Ok

En poursuivant votre navigation sur ce site, vous acceptez l'utilisation de cookies. Ces derniers assurent le bon fonctionnement de nos services. En savoir plus.

15/10/2006

L'islam, première religion en France ? Cette question mérite d'être posée

Un prof du public nous écrit :


Je reproduis ici un message (envoyé à ce blog) qui va, à sa manière, au centre du problème

[de : ren']

<<   Témoignage d'un prof catholique en collège public, travaillant avec des ados, et qui ne peut que constater le décalage entre "la messe, c'est chiant" et "le ramadan, j'en suis fier".

-  Du côté chrétien :

Beaucoup de chrétiens de France, usés par le retour de manivelle d'une République qui se défendait contre le "royal-catholicisme" (aussi charitable que le récent "catho-franquisme"), ont -sauf exceptions- honte de leur religion.

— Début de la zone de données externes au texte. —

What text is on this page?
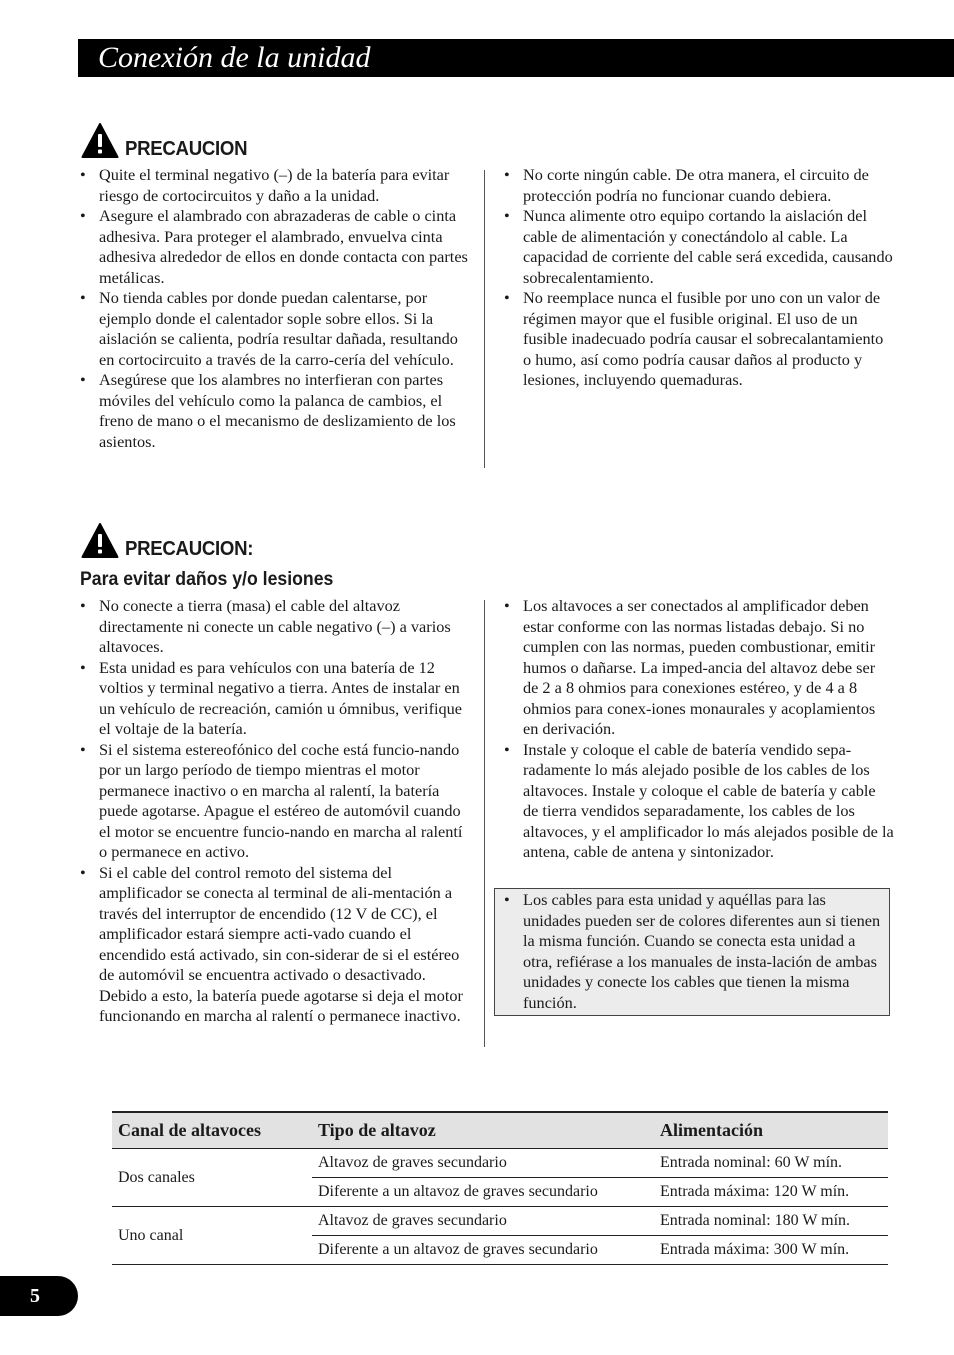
Conexión de la unidad
PRECAUCION
• Quite el terminal negativo (–) de la batería para evitar riesgo de cortocircuitos y daño a la unidad.
• Asegure el alambrado con abrazaderas de cable o cinta adhesiva. Para proteger el alambrado, envuelva cinta adhesiva alrededor de ellos en donde contacta con partes metálicas.
• No tienda cables por donde puedan calentarse, por ejemplo donde el calentador sople sobre ellos. Si la aislación se calienta, podría resultar dañada, resultando en cortocircuito a través de la carro-cería del vehículo.
• Asegúrese que los alambres no interfieran con partes móviles del vehículo como la palanca de cambios, el freno de mano o el mecanismo de deslizamiento de los asientos.
• No corte ningún cable. De otra manera, el circuito de protección podría no funcionar cuando debiera.
• Nunca alimente otro equipo cortando la aislación del cable de alimentación y conectándolo al cable. La capacidad de corriente del cable será excedida, causando sobrecalentamiento.
• No reemplace nunca el fusible por uno con un valor de régimen mayor que el fusible original. El uso de un fusible inadecuado podría causar el sobrecalantamiento o humo, así como podría causar daños al producto y lesiones, incluyendo quemaduras.
PRECAUCION:
Para evitar daños y/o lesiones
• No conecte a tierra (masa) el cable del altavoz directamente ni conecte un cable negativo (–) a varios altavoces.
• Esta unidad es para vehículos con una batería de 12 voltios y terminal negativo a tierra. Antes de instalar en un vehículo de recreación, camión u ómnibus, verifique el voltaje de la batería.
• Si el sistema estereofónico del coche está funcio-nando por un largo período de tiempo mientras el motor permanece inactivo o en marcha al ralentí, la batería puede agotarse. Apague el estéreo de automóvil cuando el motor se encuentre funcio-nando en marcha al ralentí o permanece en activo.
• Si el cable del control remoto del sistema del amplificador se conecta al terminal de ali-mentación a través del interruptor de encendido (12 V de CC), el amplificador estará siempre acti-vado cuando el encendido está activado, sin con-siderar de si el estéreo de automóvil se encuentra activado o desactivado. Debido a esto, la batería puede agotarse si deja el motor funcionando en marcha al ralentí o permanece inactivo.
• Los altavoces a ser conectados al amplificador deben estar conforme con las normas listadas debajo. Si no cumplen con las normas, pueden combustionar, emitir humos o dañarse. La imped-ancia del altavoz debe ser de 2 a 8 ohmios para conexiones estéreo, y de 4 a 8 ohmios para conex-iones monaurales y acoplamientos en derivación.
• Instale y coloque el cable de batería vendido sepa-radamente lo más alejado posible de los cables de los altavoces. Instale y coloque el cable de batería y cable de tierra vendidos separadamente, los cables de los altavoces, y el amplificador lo más alejados posible de la antena, cable de antena y sintonizador.
• Los cables para esta unidad y aquéllas para las unidades pueden ser de colores diferentes aun si tienen la misma función. Cuando se conecta esta unidad a otra, refiérase a los manuales de insta-lación de ambas unidades y conecte los cables que tienen la misma función.
Canal de altavoces	Tipo de altavoz	Alimentación
Dos canales	Altavoz de graves secundario	Entrada nominal: 60 W mín.
	Diferente a un altavoz de graves secundario	Entrada máxima: 120 W mín.
Uno canal	Altavoz de graves secundario	Entrada nominal: 180 W mín.
	Diferente a un altavoz de graves secundario	Entrada máxima: 300 W mín.
5
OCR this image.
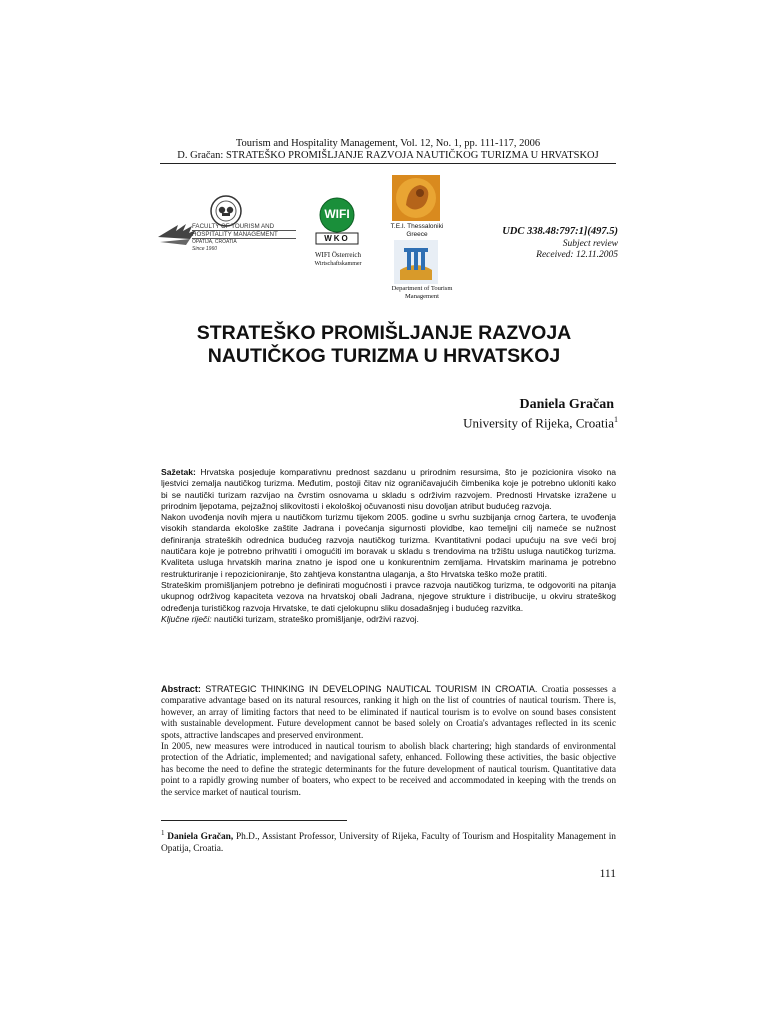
Tourism and Hospitality Management, Vol. 12, No. 1, pp. 111-117, 2006
D. Gračan: STRATEŠKO PROMIŠLJANJE RAZVOJA NAUTIČKOG TURIZMA U HRVATSKOJ
FACULTY OF TOURISM AND
HOSPITALITY MANAGEMENT
OPATIJA, CROATIA
Since 1960
WIFI
WKO
WIFI Österreich
Wirtschaftskammer
T.E.I. Thessaloniki
Greece
Department of Tourism Management
UDC 338.48:797:1](497.5)
Subject review
Received: 12.11.2005
STRATEŠKO PROMIŠLJANJE RAZVOJA
NAUTIČKOG TURIZMA U HRVATSKOJ
Daniela Gračan
University of Rijeka, Croatia$^1$

Sažetak: Hrvatska posjeduje komparativnu prednost sazdanu u prirodnim resursima, što je pozicionira visoko na ljestvici zemalja nautičkog turizma. Međutim, postoji čitav niz ograničavajućih čimbenika koje je potrebno ukloniti kako bi se nautički turizam razvijao na čvrstim osnovama u skladu s održivim razvojem. Prednosti Hrvatske izražene u prirodnim ljepotama, pejzažnoj slikovitosti i ekološkoj očuvanosti nisu dovoljan atribut budućeg razvoja.

Nakon uvođenja novih mjera u nautičkom turizmu tijekom 2005. godine u svrhu suzbijanja crnog čartera, te uvođenja visokih standarda ekološke zaštite Jadrana i povećanja sigurnosti plovidbe, kao temeljni cilj nameće se nužnost definiranja strateških odrednica budućeg razvoja nautičkog turizma. Kvantitativni podaci upućuju na sve veći broj nautičara koje je potrebno prihvatiti i omogućiti im boravak u skladu s trendovima na tržištu usluga nautičkog turizma. Kvaliteta usluga hrvatskih marina znatno je ispod one u konkurentnim zemljama. Hrvatskim marinama je potrebno restrukturiranje i repozicioniranje, što zahtjeva konstantna ulaganja, a što Hrvatska teško može pratiti.

Strateškim promišljanjem potrebno je definirati mogućnosti i pravce razvoja nautičkog turizma, te odgovoriti na pitanja ukupnog održivog kapaciteta vezova na hrvatskoj obali Jadrana, njegove strukture i distribucije, u okviru strateškog određenja turističkog razvoja Hrvatske, te dati cjelokupnu sliku dosadašnjeg i budućeg razvitka.

Ključne riječi: nautički turizam, strateško promišljanje, održivi razvoj.

Abstract: STRATEGIC THINKING IN DEVELOPING NAUTICAL TOURISM IN CROATIA. Croatia possesses a comparative advantage based on its natural resources, ranking it high on the list of countries of nautical tourism. There is, however, an array of limiting factors that need to be eliminated if nautical tourism is to evolve on sound bases consistent with sustainable development. Future development cannot be based solely on Croatia's advantages reflected in its scenic spots, attractive landscapes and preserved environment.

In 2005, new measures were introduced in nautical tourism to abolish black chartering; high standards of environmental protection of the Adriatic, implemented; and navigational safety, enhanced. Following these activities, the basic objective has become the need to define the strategic determinants for the future development of nautical tourism. Quantitative data point to a rapidly growing number of boaters, who expect to be received and accommodated in keeping with the trends on the service market of nautical tourism.

$^1$ Daniela Gračan, Ph.D., Assistant Professor, University of Rijeka, Faculty of Tourism and Hospitality Management in Opatija, Croatia.
111
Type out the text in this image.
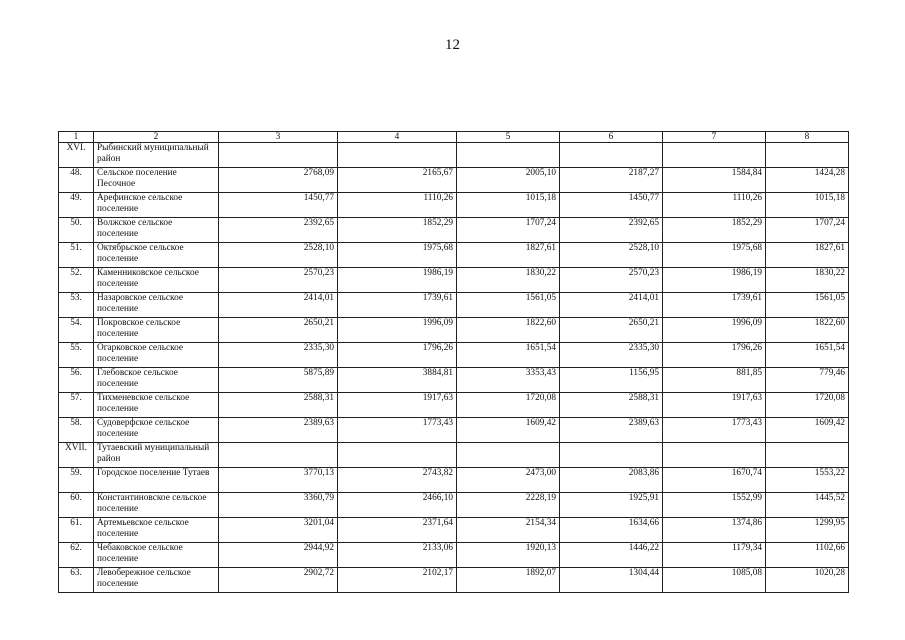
12
1	2	3	4	5	6	7	8
XVI.	Рыбинский муниципальный район						
48.	Сельское поселение Песочное	2768,09	2165,67	2005,10	2187,27	1584,84	1424,28
49.	Арефинское сельское поселение	1450,77	1110,26	1015,18	1450,77	1110,26	1015,18
50.	Волжское сельское поселение	2392,65	1852,29	1707,24	2392,65	1852,29	1707,24
51.	Октябрьское сельское поселение	2528,10	1975,68	1827,61	2528,10	1975,68	1827,61
52.	Каменниковское сельское поселение	2570,23	1986,19	1830,22	2570,23	1986,19	1830,22
53.	Назаровское сельское поселение	2414,01	1739,61	1561,05	2414,01	1739,61	1561,05
54.	Покровское сельское поселение	2650,21	1996,09	1822,60	2650,21	1996,09	1822,60
55.	Огарковское сельское поселение	2335,30	1796,26	1651,54	2335,30	1796,26	1651,54
56.	Глебовское сельское поселение	5875,89	3884,81	3353,43	1156,95	881,85	779,46
57.	Тихменевское сельское поселение	2588,31	1917,63	1720,08	2588,31	1917,63	1720,08
58.	Судоверфское сельское поселение	2389,63	1773,43	1609,42	2389,63	1773,43	1609,42
XVII.	Тутаевский муниципальный район						
59.	Городское поселение Тутаев	3770,13	2743,82	2473,00	2083,86	1670,74	1553,22
60.	Константиновское сельское поселение	3360,79	2466,10	2228,19	1925,91	1552,99	1445,52
61.	Артемьевское сельское поселение	3201,04	2371,64	2154,34	1634,66	1374,86	1299,95
62.	Чебаковское сельское поселение	2944,92	2133,06	1920,13	1446,22	1179,34	1102,66
63.	Левобережное сельское поселение	2902,72	2102,17	1892,07	1304,44	1085,08	1020,28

Soyons honnête. Trop souvent, la messe   - pratique la plus visible -   est une épreuve (musicale, en particulier...) ; alors que la beauté (qui peut être simple !), ça compte. Influencés par notre société individualiste, combien sommes-nous également à ne même pas nous dire bonjour le dimanche ? La communauté (sans "-isme"), ça compte.

Des efforts existent... Bien insuffisants.

-  Côté musulman ? Le ramadan est avant tout un signe identitaire. Il y a également un côté "démonstration de virilité" dans les "quartiers" (qui amène à cette pratique des ados non-musulmans)...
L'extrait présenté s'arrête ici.